Più in generale (non quel generale), può essere istruttivo il confronto con la campagna per le elezioni europee di dieci anni fa. La Lega, che intimava ancora «Basta euro», oggi ripiega su un «Più Italia! Meno Europa»: molto vicino al «Più Italia in Europa, meno Europa in Italia» che era allora di Forza Italia (il modello resta il «+ latte – cacao» di certi cioccolatini).
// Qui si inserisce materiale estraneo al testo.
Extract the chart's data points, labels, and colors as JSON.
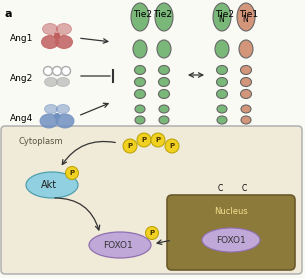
{
  "bg_color": "#fafaf5",
  "cell_bg": "#f0ead8",
  "nucleus_bg": "#8b7a3a",
  "nucleus_border": "#6b5a2a",
  "cytoplasm_label": "Cytoplasm",
  "nucleus_label": "Nucleus",
  "panel_label": "a",
  "ang_labels": [
    "Ang1",
    "Ang2",
    "Ang4"
  ],
  "tie2_color": "#7ab87a",
  "tie1_color": "#d4967a",
  "ang1_color": "#c06060",
  "ang2_color": "#aaaaaa",
  "ang4_color": "#7090c0",
  "phospho_color": "#f0d020",
  "phospho_edge": "#b8a000",
  "akt_color": "#90d0e0",
  "foxo1_color": "#c0a8d8",
  "arrow_color": "#333333",
  "cell_edge": "#aaaaaa",
  "nucleus_text": "#f5e090"
}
Adesso, invece, Forza Italia riesuma lo slogan con cui il socialista François Mitterand vinse in Francia le presidenziali del 1981: La force tranquille diventa — passando da sinistra a destra — «Una forza rassicurante al centro dell’Europa». E poi, appunto, ecco «Con Giorgia. L’Italia cambia l’Europa». Dieci anni fa era il Pd, in quel momento al governo, a usare uno slogan analogo, però alla prima persona plurale: «Stiamo cambiando l’Italia. Cambieremo l’Europa». Nel 2014, i manifesti di FdI informavano: «Giorgia Meloni si può votare in tutta Italia». Ora sappiamo che per esprimere la preferenza basterà il solo «Giorgia».